A Convex Framework for Confounding Robust Inference
Kei Ishikawa, Niao He, Takafumi Kanamori
TL;DR
This work addresses robust policy evaluation for offline contextual bandits under unobserved confounding by proposing a convex framework that yields a sharp lower bound on policy value. The core idea is to reformulate the infinite-dimensional conditional moment constraints as tractable convex problems via weight reparameterization and a kernel-based low-rank approximation (KCMC), with strong duality allowing an empirical risk minimization interpretation. The framework supports extensions to f-divergence-based uncertainty, model selection via cross-validation or information criteria, and robust policy learning, while guaranteeing consistency and asymptotic normality of both evaluation and learning procedures.
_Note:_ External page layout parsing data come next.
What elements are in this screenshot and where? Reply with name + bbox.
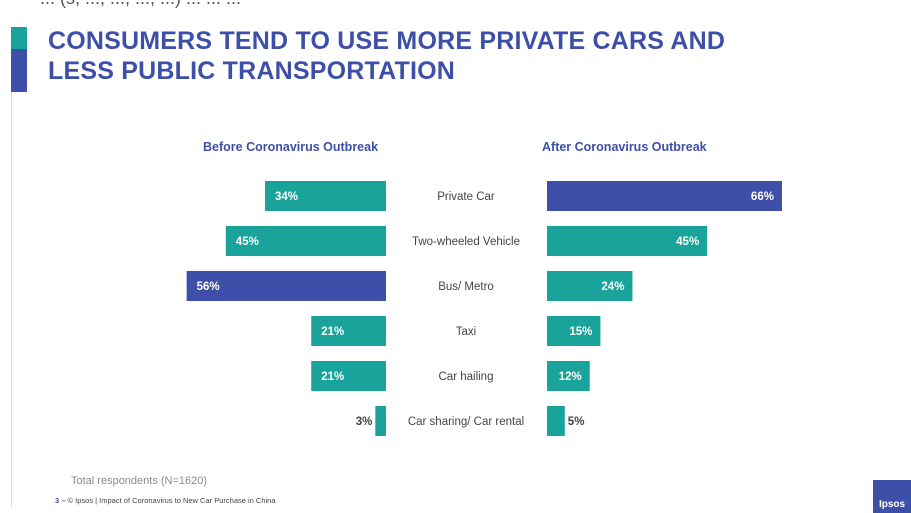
before-value-label-taxi: 21% [321, 326, 344, 338]
page-title: CONSUMERS TEND TO USE MORE PRIVATE CARS … [48, 26, 725, 86]
after-series-heading: After Coronavirus Outbreak [542, 140, 707, 154]
footer-text: © Ipsos | Impact of Coronavirus to New C… [67, 496, 276, 505]
category-label-private-car: Private Car [437, 191, 495, 203]
footer: 3 – © Ipsos | Impact of Coronavirus to N… [55, 496, 276, 505]
before-bar-bus-metro [186, 271, 386, 301]
left-divider [11, 92, 12, 507]
title-line-1: CONSUMERS TEND TO USE MORE PRIVATE CARS … [48, 27, 726, 55]
after-bar-two-wheeled-vehicle [547, 226, 708, 256]
category-label-bus-metro: Bus/ Metro [438, 281, 494, 293]
after-value-label-private-car: 66% [751, 191, 774, 203]
before-value-label-private-car: 34% [275, 191, 298, 203]
before-value-label-bus-metro: 56% [197, 281, 220, 293]
category-label-car-sharing-car-rental: Car sharing/ Car rental [408, 416, 524, 428]
accent-bar-teal [11, 27, 27, 49]
before-series-heading: Before Coronavirus Outbreak [203, 140, 379, 154]
after-bar-private-car [547, 181, 782, 211]
after-bar-car-sharing-car-rental [547, 406, 565, 436]
after-value-label-two-wheeled-vehicle: 45% [676, 236, 699, 248]
before-bar-private-car [264, 181, 386, 211]
after-bar-bus-metro [547, 271, 633, 301]
title-line-2: LESS PUBLIC TRANSPORTATION [48, 57, 456, 85]
ipsos-logo: Ipsos [873, 480, 911, 513]
logo-text: Ipsos [878, 499, 906, 510]
before-value-label-two-wheeled-vehicle: 45% [236, 236, 259, 248]
category-label-car-hailing: Car hailing [439, 371, 494, 383]
category-label-two-wheeled-vehicle: Two-wheeled Vehicle [412, 236, 520, 248]
page-number: 3 – [55, 496, 66, 505]
before-value-label-car-hailing: 21% [321, 371, 344, 383]
before-value-label-car-sharing-car-rental: 3% [356, 416, 373, 428]
accent-bar-blue [11, 49, 27, 92]
category-label-taxi: Taxi [456, 326, 476, 338]
before-bar-taxi [311, 316, 386, 346]
before-bar-car-hailing [311, 361, 386, 391]
before-bar-two-wheeled-vehicle [225, 226, 386, 256]
before-bar-car-sharing-car-rental [375, 406, 386, 436]
cropped-header-text: ... (s, ..., ..., ..., ...) ... ... ... [40, 0, 900, 9]
after-bar-car-hailing [547, 361, 590, 391]
after-value-label-car-sharing-car-rental: 5% [568, 416, 585, 428]
after-value-label-bus-metro: 24% [601, 281, 624, 293]
after-bar-taxi [547, 316, 601, 346]
respondents-note: Total respondents (N=1620) [71, 475, 208, 487]
after-value-label-taxi: 15% [569, 326, 592, 338]
after-value-label-car-hailing: 12% [559, 371, 582, 383]
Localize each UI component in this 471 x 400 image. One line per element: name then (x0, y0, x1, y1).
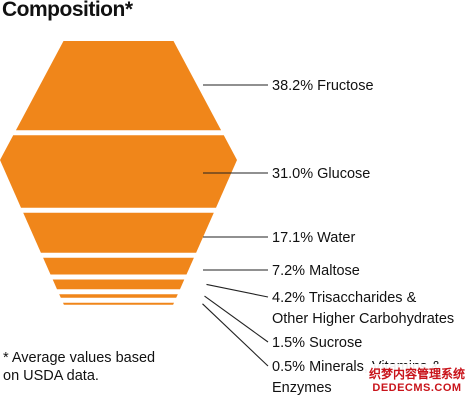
watermark-text-cn: 织梦内容管理系统 (368, 367, 465, 381)
segment-3 (43, 257, 194, 275)
leader-line-4 (206, 283, 269, 298)
segment-0 (15, 41, 222, 131)
footnote-line-2: on USDA data. (3, 368, 99, 384)
segment-1 (0, 135, 237, 208)
leader-line-6 (202, 303, 269, 367)
label-0-line-1: 38.2% Fructose (272, 78, 374, 94)
label-5-line-1: 1.5% Sucrose (272, 335, 362, 351)
label-4-line-1: 4.2% Trisaccharides & (272, 290, 417, 306)
watermark: 织梦内容管理系统 DEDECMS.COM (364, 364, 469, 398)
segment-5 (59, 294, 178, 298)
label-3-line-1: 7.2% Maltose (272, 263, 360, 279)
label-4-line-2: Other Higher Carbohydrates (272, 311, 454, 327)
segment-6 (63, 302, 174, 305)
label-6-line-2: Enzymes (272, 380, 332, 396)
watermark-text-domain: DEDECMS.COM (372, 382, 462, 394)
segment-2 (23, 212, 214, 253)
label-2-line-1: 17.1% Water (272, 230, 355, 246)
footnote: * Average values based on USDA data. (3, 349, 155, 385)
footnote-line-1: * Average values based (3, 350, 156, 366)
segment-4 (52, 279, 185, 290)
leader-line-5 (204, 295, 269, 343)
chart-title: Composition* (2, 0, 133, 21)
label-1-line-1: 31.0% Glucose (272, 166, 370, 182)
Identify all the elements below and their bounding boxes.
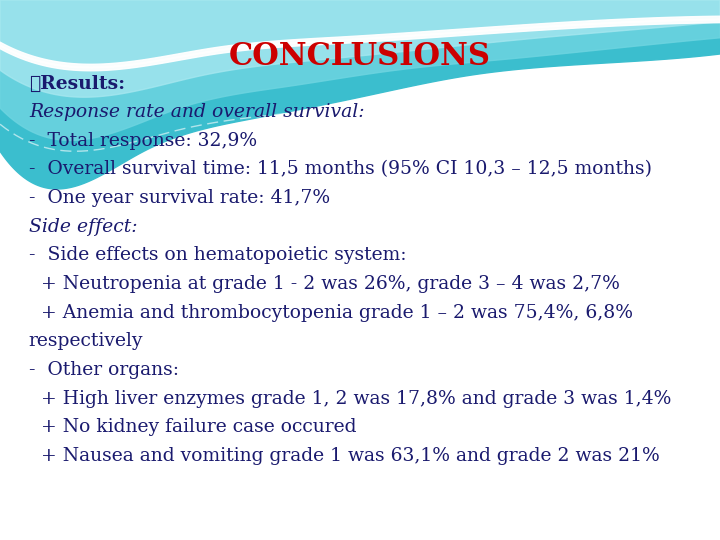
Text: CONCLUSIONS: CONCLUSIONS	[229, 41, 491, 72]
Text: + Nausea and vomiting grade 1 was 63,1% and grade 2 was 21%: + Nausea and vomiting grade 1 was 63,1% …	[29, 447, 660, 465]
Text: -  Side effects on hematopoietic system:: - Side effects on hematopoietic system:	[29, 246, 406, 265]
Text: + Neutropenia at grade 1 - 2 was 26%, grade 3 – 4 was 2,7%: + Neutropenia at grade 1 - 2 was 26%, gr…	[29, 275, 620, 293]
Text: -  One year survival rate: 41,7%: - One year survival rate: 41,7%	[29, 189, 330, 207]
Text: Response rate and overall survival:: Response rate and overall survival:	[29, 103, 364, 122]
Text: -  Overall survival time: 11,5 months (95% CI 10,3 – 12,5 months): - Overall survival time: 11,5 months (95…	[29, 160, 652, 179]
Text: -  Other organs:: - Other organs:	[29, 361, 179, 379]
Text: Side effect:: Side effect:	[29, 218, 138, 236]
Text: ❖Results:: ❖Results:	[29, 75, 125, 93]
Text: + Anemia and thrombocytopenia grade 1 – 2 was 75,4%, 6,8%: + Anemia and thrombocytopenia grade 1 – …	[29, 303, 633, 322]
Text: respectively: respectively	[29, 332, 143, 350]
Text: + High liver enzymes grade 1, 2 was 17,8% and grade 3 was 1,4%: + High liver enzymes grade 1, 2 was 17,8…	[29, 389, 671, 408]
Text: -  Total response: 32,9%: - Total response: 32,9%	[29, 132, 257, 150]
Text: + No kidney failure case occured: + No kidney failure case occured	[29, 418, 356, 436]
Empirical results demonstrate tighter bounds and effective policy learning across discrete and continuous actions, validating the practical impact of this convex, kernel-based approach for confounding-robust inference.
Abstract
We study policy evaluation of offline contextual bandits subject to unobserved confounders. Sensitivity analysis methods are commonly used to estimate the policy value under the worst-case confounding over a given uncertainty set. However, existing work often resorts to some coarse relaxation of the uncertainty set for the sake of tractability, leading to overly conservative estimation of the policy value. In this paper, we propose a general estimator that provides a sharp lower bound of the policy value using convex programming. The generality of our estimator enables various extensions such as sensitivity analysis with f-divergence, model selection with cross validation and information criterion, and robust policy learning with the sharp lower bound. Furthermore, our estimation method can be reformulated as an empirical risk minimization problem thanks to the strong duality, which enables us to provide strong theoretical guarantees of the proposed estimator using techniques of the M-estimation.